Embora muitos simplesmente deleguem a movimentação bancária para as empresas de administração de condomínios, deve-se lembrar de que o síndico é o responsável legal e criminalmente pelo condomínio e que também uma de suas principais funções é administrar o dinheiro, que é de todos, da maneira mais transparente possível, evitando assim muitos mal entendidos, situações constrangedoras e mesmo desvio de recursos.

Algumas dicas de boa gestão:

  1. Mantenha sua senha de acesso sempre atualizada e preservada. Nunca informe a outra pessoa.

  2. Acesse o extrato bancário ao menos duas vezes por semana. Assim você acompanha de perto as movimentações e pode detectar qualquer lançamento duvidoso ou de origem que desconheça. É muito mais fácil esclarecer com a administradora o que aconteceu quando a ocorrência é recente.

  3. Coloque tudo que puder em “débito automático”. Contas de água, luz, telefone, gás sempre chegam com ao menos uma semana de antecedência ao Condomínio o que é tempo suficiente para conferir se os valores estão de acordo com o consumo normal do prédio. Se houver alguma inconsistência, aquela conta pode ter seu débito automático bloqueado facilmente, antes da quitação, até que se resolva o impasse com a concessionária.

Posso dizer que uso débito automático há mais de 30 anos e nunca tive qualquer problema.

É prático, fácil de acompanhar, certeza que ninguém vai esquecer de pagar a conta e ajuda muito naquela história de transparência administrativa que falamos lá atrás.

  1. Acompanhe ao menos semanalmente a liquidação dos boletos das taxas condominiais, assim você pode saber rapidinho se há alguma unidade com pagamento em atraso e solicitar que a administradora proceda à cobrança.

Quanto antes o devedor é avisado de seu débito, menor o acúmulo de valores em aberto e mais fácil a regularização e combate à inadimplência.

Não deixe esse assunto só por conta da administradora. Ela atende a vários prédios e é o síndico que tem o dever legal de cuidar e cobrar inadimplentes, como dispõe a Lei 10.406/02, Artigo 1348, VII.

  1. Sempre que for aplicar algum valor de sobra de caixa ou mesmo produto de alguma arrecadação extraordinária em andamento, NUNCA o faça em investimentos de risco como fundos atrelados a rendimentos variáveis (Bolsa de Valores, Câmbio, Imobiliários). Seja conservador. Prefira sempre os fundos de baixíssimo risco. Eles rendem menos mas o dinheiro do Condomínio nunca terá perdas. Lembre-se que com o dinheiro “dos outros” não se brinca e, por mais atraente que possa parecer a remuneração de um fundo variável, se houver alguma modificação na Economia, o rendimento pode até ser negativo e aí como explicar para os demais condôminos que o dinheiro “sumiu”?

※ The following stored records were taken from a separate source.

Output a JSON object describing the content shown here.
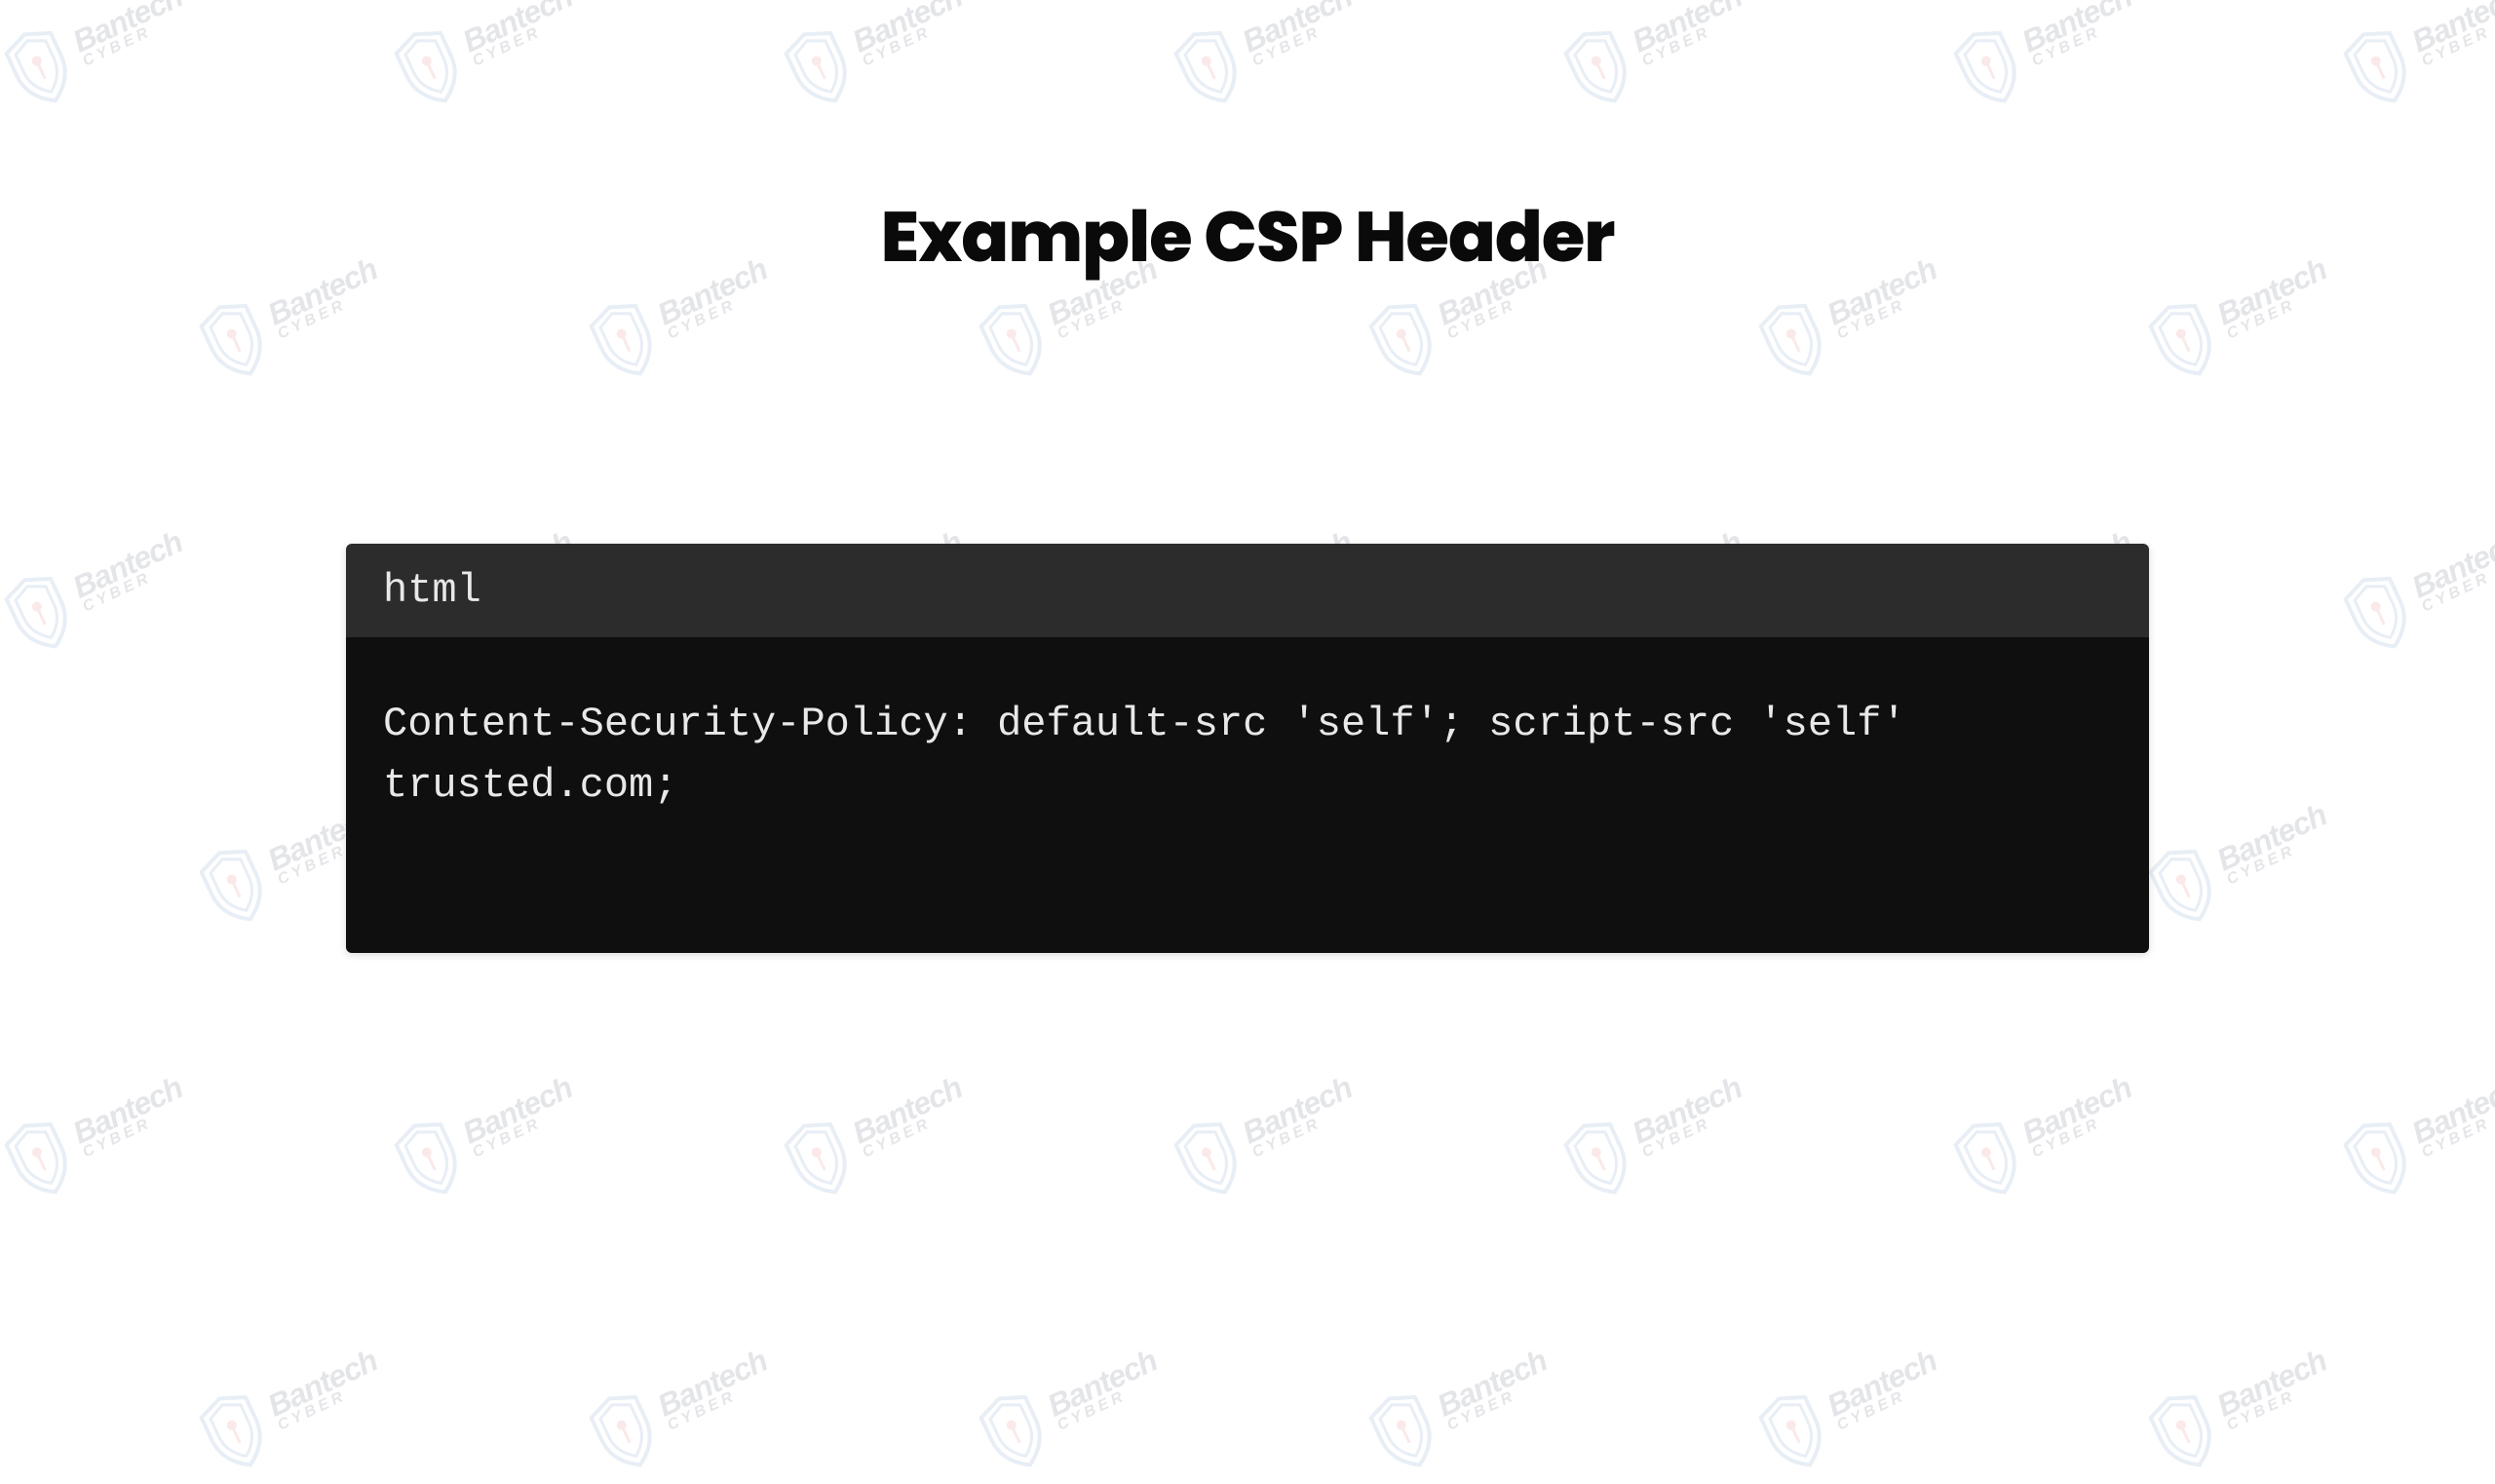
{
  "heading": "Example CSP Header",
  "code": {
    "language": "html",
    "content": "Content-Security-Policy: default-src 'self'; script-src 'self' trusted.com;"
  },
  "watermark": {
    "brand": "Bantech",
    "sub": "CYBER"
  }
}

  2. Lembre-se de discutir e escolher o fundo de investimento junto com o Conselho e, se o valor for elevado, recomenda-se obter anuência da Assembleia. Assim fica tudo muito claro para todos e o síndico bastante resguardado.

  3. Os bancos são loucos para vender seus produtos então fique atento às propostas e só invista no que você tem plena capacidade de entender. Produtos novos e com ganhos mirabolantes devem ser sempre estudados com muito cuidado. E, particularmente, não recomendo aplicar em títulos de capitalização. Sem anuência da Assembleia então, nem pensar! O resgate antecipado produz perda para o Condomínio, o prazo de capitalização (quando o dinheiro pode ser movimentado sem perda) normalmente é muito grande e o rendimento praticamente inexiste. A única vantagem mesmo é se o Condomínio for sorteado mas, vamos convir, as chances são muito poucas.